Hypothyroidism is a dysfunction of the thyroid gland.
Diabetes.
Obstructive liver diseases.
Taking diuretics, immunosuppressants and other medications.
Increased content of animal fats in food.

Provoking factors include a sedentary lifestyle, cholesterol abuse, alcohol intake, smoking, and a stressful personality type. The sooner a patient at risk contacts a lipidologist, the higher his chances of avoiding complications.

Prevention of high blood cholesterol levels

Proper nutrition and a healthy lifestyle are the main conditions for successful treatment and effective prevention of high cholesterol in particular and hyperlipidemia in general.

Lifestyle

Strictly follow the diet prescribed by our specialists.
Exercise, but avoid excessive exercise. Light fitness or swimming are ideal options.
Never smoke or abuse alcohol again, and best of all, give up alcohol completely, including red wine.
Sleep at least 8 hours a day.
Make sure your blood pressure is normal.
Don't be nervous about trifles, try to enjoy life.
From time to time, cleanse your body of “bad” cholesterol using methods. gravity surgery.

Nutrition

Our specialists will select a diet individually, based on the level of fat in your body, as well as your taste preferences. Here we will give only general recommendations:

Eliminate foods with saturated fats, trans fats and cholesterol from your diet
Give up fast food forever
Eat fruits and vegetables every day
Eat more fish - sardines, salmon, mackerel and salmon. Fish is very healthy as it contains omega-3 fatty acids, which help reduce triglyceride levels

Please note: hyperlipidemia is a common pathology that is diagnosed in many people. If you feel well and do not complain about anything, this does not mean that the level of fat in your body is normal. Therefore, do not hesitate to visit a doctor if you want to avoid serious complications. Make an appointment now.

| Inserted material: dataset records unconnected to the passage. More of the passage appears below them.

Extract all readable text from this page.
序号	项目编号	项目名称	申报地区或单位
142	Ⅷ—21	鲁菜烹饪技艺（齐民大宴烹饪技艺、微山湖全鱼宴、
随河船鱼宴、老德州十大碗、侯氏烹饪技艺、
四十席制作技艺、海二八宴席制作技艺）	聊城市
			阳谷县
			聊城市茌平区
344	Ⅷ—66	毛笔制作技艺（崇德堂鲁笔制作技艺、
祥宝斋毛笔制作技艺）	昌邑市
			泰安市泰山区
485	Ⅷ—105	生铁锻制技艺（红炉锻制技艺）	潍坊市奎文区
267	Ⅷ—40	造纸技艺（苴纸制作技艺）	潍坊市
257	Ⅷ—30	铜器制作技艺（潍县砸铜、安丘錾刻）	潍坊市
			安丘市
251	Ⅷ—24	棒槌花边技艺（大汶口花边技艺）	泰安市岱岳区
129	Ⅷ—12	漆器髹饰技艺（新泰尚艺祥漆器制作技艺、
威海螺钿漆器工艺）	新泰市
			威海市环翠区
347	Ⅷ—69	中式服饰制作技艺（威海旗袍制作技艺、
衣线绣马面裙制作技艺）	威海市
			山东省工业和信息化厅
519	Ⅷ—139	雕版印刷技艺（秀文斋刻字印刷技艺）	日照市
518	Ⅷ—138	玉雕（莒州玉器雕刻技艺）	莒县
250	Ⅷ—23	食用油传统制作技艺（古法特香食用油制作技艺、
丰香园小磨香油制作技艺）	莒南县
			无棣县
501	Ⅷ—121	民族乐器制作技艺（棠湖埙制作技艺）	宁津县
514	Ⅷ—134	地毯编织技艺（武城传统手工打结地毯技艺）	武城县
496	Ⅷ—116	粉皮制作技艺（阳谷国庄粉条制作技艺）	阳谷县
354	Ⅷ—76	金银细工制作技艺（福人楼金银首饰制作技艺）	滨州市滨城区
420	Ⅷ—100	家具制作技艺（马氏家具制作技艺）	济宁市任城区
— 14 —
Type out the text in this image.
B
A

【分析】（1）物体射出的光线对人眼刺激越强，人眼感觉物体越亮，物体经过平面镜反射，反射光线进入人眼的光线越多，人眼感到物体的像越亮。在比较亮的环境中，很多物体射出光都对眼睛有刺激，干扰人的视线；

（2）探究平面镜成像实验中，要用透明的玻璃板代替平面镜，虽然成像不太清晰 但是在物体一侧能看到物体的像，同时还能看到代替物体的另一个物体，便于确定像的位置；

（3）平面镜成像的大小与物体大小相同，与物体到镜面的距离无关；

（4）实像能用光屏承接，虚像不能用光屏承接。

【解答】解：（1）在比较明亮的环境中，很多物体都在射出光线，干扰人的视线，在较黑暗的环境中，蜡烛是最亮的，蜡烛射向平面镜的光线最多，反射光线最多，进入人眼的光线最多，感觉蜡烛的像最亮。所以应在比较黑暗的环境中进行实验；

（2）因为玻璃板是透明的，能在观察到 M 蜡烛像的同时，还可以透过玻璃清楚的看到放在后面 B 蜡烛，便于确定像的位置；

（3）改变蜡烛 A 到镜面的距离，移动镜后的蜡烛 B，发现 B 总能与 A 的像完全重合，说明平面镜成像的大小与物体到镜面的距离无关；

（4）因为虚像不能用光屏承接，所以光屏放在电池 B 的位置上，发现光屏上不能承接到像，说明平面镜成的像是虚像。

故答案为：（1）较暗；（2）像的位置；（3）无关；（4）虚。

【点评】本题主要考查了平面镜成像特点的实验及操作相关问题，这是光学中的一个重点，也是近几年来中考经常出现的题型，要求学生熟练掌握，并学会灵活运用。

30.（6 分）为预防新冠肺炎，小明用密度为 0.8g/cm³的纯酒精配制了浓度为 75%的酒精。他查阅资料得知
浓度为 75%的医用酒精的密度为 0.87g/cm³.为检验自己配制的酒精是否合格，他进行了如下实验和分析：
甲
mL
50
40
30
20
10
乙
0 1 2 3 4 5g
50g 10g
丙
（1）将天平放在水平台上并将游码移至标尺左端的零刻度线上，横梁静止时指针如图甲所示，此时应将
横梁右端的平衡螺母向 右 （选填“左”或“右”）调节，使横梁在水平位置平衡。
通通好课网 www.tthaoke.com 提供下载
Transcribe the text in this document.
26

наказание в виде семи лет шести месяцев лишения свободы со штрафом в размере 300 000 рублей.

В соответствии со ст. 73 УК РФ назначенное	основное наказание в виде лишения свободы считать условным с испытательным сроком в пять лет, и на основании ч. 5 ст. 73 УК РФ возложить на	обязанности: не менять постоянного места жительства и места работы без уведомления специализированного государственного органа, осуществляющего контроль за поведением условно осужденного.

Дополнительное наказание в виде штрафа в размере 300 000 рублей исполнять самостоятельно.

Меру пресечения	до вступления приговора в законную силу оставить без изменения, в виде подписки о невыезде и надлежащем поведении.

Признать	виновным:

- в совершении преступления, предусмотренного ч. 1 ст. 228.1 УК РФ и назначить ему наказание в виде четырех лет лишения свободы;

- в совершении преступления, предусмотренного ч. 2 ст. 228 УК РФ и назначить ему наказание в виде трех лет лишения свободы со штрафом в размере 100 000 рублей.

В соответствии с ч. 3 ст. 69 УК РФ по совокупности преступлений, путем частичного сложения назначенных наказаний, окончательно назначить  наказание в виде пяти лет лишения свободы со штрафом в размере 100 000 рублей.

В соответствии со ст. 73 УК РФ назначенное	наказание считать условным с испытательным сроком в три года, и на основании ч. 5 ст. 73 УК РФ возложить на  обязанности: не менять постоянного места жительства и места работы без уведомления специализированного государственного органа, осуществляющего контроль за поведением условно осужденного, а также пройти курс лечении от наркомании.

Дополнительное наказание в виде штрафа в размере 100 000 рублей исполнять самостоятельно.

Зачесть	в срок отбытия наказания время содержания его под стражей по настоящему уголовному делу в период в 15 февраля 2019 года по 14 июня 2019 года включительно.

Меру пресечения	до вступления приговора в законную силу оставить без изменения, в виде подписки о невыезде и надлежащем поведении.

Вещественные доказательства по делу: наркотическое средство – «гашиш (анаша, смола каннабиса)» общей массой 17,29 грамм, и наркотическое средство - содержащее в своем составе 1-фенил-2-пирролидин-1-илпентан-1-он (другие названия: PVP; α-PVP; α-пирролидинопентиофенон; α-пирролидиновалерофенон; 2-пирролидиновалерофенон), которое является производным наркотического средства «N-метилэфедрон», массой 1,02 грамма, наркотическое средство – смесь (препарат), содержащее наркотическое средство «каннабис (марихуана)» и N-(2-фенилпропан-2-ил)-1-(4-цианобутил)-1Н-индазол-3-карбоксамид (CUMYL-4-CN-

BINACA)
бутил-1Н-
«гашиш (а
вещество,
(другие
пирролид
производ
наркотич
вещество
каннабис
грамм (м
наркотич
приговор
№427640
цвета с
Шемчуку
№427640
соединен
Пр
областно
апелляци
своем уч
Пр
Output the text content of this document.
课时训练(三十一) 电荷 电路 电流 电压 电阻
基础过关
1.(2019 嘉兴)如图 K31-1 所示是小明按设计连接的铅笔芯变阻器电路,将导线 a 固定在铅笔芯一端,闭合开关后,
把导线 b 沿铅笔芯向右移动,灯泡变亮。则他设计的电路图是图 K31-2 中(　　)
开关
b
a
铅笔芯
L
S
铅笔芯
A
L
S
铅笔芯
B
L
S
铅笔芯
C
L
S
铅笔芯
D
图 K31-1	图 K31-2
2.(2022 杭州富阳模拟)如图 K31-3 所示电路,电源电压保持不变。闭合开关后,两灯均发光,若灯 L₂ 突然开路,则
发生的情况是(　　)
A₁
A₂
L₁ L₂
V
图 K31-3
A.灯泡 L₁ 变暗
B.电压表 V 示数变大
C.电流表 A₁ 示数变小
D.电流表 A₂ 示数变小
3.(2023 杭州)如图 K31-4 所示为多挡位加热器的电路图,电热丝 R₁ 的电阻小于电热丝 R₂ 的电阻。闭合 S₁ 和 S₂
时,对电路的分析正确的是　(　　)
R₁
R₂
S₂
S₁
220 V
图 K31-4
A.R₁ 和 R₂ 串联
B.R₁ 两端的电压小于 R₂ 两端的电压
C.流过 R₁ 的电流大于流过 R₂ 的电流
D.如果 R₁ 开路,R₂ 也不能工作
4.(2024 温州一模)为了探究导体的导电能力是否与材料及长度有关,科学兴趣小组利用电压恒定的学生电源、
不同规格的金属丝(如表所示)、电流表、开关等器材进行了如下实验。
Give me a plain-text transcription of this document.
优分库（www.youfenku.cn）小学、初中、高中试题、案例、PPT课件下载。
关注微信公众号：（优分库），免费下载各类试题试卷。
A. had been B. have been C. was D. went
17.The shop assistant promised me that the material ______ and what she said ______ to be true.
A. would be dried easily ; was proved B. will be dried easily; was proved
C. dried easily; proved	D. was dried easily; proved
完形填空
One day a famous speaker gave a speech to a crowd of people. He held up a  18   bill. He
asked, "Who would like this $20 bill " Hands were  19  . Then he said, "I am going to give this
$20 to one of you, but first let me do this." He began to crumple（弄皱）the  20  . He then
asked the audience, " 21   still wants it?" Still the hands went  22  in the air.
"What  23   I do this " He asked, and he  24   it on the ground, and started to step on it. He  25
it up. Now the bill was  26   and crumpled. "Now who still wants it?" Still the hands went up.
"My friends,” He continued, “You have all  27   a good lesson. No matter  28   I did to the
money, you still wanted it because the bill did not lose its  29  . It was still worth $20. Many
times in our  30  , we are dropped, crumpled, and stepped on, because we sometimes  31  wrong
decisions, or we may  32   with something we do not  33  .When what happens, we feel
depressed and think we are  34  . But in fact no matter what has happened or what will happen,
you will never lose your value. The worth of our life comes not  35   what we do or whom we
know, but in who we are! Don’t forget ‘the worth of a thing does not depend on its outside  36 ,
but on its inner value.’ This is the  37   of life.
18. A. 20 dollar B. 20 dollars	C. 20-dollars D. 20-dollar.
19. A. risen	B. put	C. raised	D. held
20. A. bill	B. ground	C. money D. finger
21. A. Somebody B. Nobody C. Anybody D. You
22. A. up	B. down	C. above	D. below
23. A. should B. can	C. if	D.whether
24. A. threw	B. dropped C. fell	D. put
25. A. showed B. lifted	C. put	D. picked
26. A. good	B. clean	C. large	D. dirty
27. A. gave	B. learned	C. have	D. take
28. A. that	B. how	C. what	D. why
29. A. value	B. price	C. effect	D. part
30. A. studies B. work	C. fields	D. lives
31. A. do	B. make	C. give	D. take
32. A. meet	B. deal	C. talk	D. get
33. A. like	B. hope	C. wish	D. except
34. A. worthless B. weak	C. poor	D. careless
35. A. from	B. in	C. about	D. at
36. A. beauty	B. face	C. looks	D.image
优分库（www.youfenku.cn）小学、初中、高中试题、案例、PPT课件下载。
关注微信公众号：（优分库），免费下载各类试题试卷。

Should dyslipidemia be treated?

Treatment of secondary dyslipidemia depends on the severity of the underlying pathology, the form of diabetes, and the possibility of drug-free correction of changes.

Hyperlipidemia begins to be treated with a restrictive diet. Animal fats (lard, fatty sour cream, sausages), baked goods, sweets, and high-fat dairy products are excluded from the foods consumed.

What are the symptoms of lipidemia?

This abnormal accumulation of fat can begin during puberty, after pregnancy, or even during menopause.

Patients notice:

Blood cholesterol levels - table by age. Cholesterol in the blood - norms for women, men and children

Soft tissue pain when resting, walking, or touching.
Sudden accumulation of lipid-lowering fat from the waist to the knees or ankles other than the feet.
Fat accumulates in nodules or small pockets that put pressure on the joints until it becomes impossible to walk normally.
The skin loses its elasticity.
Bruising and swelling occur.

A few months after this first stage, patients notice the following symptoms:

Constant feeling of cold.
Fatigue.
The skin takes on a rubbery texture.
Chronic pain and gradual deterioration in mobility.

Combined with an unattractive appearance, these symptoms cause feelings of sensation, anger, and sadness until depression develops.